2.3.7. Drug Release of the Printed SODFs
A dissolution test was carried out for SODFs containing paracetamol with a Pharma Test DT70 dissolution tester (Pharma Test Apparatebau AG, Hainburg, Germany) using a paddle apparatus (European Pharmacopeia) [
34]. For each formulation, three SODFs were randomly selected and individually placed in the dissolution vessels, each containing 900 mL of 0.1 M HCl (sink condition) and stirred at 100 rpm and 37 ± 0.5 °C. Samples were withdrawn automatically each 2 min and analyzed using a continuous flow through system attached to an 8 cell UV/Vis spectrophotometer Specord 250 (Analytik Jena, Jena, Germany) at a wavelength of 268 nm. Results were expressed as mean values with standard deviation.
4. Conclusions
In this study, the production of solid oral dosage forms with copovidone and paracetamol by SLS using a CO2 laser was demonstrated for the first time. The ability of KVA64 to absorb at the laser’s wavelength (10.6 µm) make it suitable for SLS, and the addition of an absorbance enhancer was not necessary. Furthermore, UHPLC analysis confirmed that no drug degradation occurred during sintering despite the relatively high power of the laser. This opens a new area of research in the use of this type of printer for the preparation of SODFs. However, more thermosensitive drugs could be affected by the CO2 laser and their degradation should be evaluated in further studies.

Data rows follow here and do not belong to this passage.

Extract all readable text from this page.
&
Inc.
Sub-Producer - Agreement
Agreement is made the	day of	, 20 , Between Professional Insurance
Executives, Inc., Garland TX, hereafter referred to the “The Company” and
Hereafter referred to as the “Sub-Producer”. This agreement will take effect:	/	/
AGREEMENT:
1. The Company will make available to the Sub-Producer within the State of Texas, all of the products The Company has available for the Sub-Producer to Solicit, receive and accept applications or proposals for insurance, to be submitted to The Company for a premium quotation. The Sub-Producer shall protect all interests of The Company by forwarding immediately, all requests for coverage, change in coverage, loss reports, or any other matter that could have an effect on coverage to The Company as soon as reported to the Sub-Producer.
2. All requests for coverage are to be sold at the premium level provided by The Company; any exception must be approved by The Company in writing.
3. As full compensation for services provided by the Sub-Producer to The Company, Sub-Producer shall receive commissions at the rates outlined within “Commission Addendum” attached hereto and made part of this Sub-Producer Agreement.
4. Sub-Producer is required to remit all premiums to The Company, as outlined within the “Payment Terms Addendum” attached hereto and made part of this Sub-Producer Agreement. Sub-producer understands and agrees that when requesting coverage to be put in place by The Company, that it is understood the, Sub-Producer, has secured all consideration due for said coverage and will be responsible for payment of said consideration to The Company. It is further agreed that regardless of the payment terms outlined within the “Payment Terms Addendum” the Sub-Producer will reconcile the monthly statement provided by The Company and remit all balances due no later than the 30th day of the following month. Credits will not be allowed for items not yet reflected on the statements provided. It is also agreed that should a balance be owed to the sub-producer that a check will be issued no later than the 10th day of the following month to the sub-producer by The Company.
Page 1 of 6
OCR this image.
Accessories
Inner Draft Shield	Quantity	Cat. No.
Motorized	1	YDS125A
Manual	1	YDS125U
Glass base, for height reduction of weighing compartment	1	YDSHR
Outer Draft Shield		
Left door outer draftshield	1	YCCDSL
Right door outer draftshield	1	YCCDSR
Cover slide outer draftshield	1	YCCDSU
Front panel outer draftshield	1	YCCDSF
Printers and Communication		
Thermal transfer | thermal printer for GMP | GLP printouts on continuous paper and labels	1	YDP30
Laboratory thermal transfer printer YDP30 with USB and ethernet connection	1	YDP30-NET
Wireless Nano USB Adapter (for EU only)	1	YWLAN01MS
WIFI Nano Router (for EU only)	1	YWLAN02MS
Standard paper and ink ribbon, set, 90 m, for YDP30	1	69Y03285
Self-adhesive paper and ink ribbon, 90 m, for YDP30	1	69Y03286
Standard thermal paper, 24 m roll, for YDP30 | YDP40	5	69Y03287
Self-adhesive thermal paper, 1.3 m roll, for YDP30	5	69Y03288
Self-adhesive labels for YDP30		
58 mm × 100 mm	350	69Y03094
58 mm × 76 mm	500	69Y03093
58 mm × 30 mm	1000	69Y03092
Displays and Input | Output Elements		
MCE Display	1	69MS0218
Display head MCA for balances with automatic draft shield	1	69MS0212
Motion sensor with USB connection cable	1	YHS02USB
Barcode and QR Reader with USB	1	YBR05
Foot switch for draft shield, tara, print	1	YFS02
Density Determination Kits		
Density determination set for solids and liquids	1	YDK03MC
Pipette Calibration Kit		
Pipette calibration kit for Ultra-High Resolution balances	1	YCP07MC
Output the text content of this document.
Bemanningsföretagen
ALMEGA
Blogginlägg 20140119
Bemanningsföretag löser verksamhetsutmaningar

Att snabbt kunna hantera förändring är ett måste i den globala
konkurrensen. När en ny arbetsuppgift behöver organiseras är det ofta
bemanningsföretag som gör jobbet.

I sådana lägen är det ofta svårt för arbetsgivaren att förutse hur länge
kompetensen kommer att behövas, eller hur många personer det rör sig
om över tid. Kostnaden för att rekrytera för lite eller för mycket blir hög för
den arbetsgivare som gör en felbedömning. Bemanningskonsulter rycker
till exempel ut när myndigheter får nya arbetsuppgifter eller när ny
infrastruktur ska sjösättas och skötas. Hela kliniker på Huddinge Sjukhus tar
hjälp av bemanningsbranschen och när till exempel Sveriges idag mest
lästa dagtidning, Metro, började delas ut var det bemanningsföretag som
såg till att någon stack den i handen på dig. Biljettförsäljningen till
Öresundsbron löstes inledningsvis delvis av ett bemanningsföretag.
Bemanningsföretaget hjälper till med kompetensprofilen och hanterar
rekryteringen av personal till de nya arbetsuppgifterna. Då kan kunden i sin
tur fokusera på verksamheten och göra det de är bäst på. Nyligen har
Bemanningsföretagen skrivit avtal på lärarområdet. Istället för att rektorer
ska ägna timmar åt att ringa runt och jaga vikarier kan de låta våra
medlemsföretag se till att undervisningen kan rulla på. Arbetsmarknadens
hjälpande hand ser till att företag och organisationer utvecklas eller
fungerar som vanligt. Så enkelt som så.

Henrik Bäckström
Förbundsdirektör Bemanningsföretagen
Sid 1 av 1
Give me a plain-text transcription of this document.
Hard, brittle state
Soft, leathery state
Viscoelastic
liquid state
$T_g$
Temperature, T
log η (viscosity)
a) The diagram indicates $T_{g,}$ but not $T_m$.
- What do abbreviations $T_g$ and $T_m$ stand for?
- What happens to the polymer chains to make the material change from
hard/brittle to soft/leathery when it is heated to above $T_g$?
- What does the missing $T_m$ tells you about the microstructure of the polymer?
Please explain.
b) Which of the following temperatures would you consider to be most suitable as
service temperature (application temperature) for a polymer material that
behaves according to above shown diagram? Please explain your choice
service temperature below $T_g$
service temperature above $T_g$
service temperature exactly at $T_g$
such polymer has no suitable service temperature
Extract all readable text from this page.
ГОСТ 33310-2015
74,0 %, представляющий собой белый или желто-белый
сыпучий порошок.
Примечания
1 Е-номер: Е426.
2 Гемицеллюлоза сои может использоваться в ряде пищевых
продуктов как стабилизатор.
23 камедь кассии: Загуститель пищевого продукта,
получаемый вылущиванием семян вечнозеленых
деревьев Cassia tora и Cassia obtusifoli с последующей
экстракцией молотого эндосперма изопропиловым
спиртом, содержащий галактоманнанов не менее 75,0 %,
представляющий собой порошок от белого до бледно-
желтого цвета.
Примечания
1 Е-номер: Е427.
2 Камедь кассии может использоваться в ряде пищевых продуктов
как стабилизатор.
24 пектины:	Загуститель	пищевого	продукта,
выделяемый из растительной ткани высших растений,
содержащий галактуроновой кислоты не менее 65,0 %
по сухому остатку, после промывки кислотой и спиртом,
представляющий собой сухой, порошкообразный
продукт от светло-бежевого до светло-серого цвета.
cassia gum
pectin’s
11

Flowability was found to be critical for the process and was mainly dependent on the morphology and granulometry of the particles. Hence, in the preparation of formulations for SLS, not only the grade of polymer (KVA64) have to be chosen correctly but also the grade of the API (PAR). Mixtures of KVA64 and PAR presented lower compactness compared to the reference material (PA12), which resulted in mediocre mechanical properties. However, if high density is usually preferable for printed parts intended for engineering, presence of porosity is more interesting for pharmaceutical applications especially for modulation of drug release. The percentage of drug was proven to have an impact on the sintering process by lowering the heating temperature of the powder due to the plasticizer effect of paracetamol. Different drug loadings also influenced the SODF properties, especially drug release.
Overall, Kollidon® VA64 has potential in 3D printing techniques, and this aptitude could be considerably boosted for SLS when powder particles are matching the morphological and rheological requirements for the technology: adequate particle shape, size distribution, and most importantly, a good flowability. This confirms that critical quality attributes of raw materials need to be rethought with the advent of new pharmaceutical production processes like additive manufacturing. In order to facilitate the establishment of the SLS technology in the pharmaceutical landscape, future studies would be encouraged to explore further the material-process relationship and to optimize the feedstock’s printability with physical modifications. Nevertheless, this study suggests some predictive tools for the “sinterability” of polymeric excipients: measurement of the absorbance at the laser’s wavelength, evaluation of the compactness using bulk density and study of flowability by calculation of Hausner ratio and angle of repose. This demarche is interesting since no GMP certified SLS machine nor pharmaceutical grade feedstock are commercially available.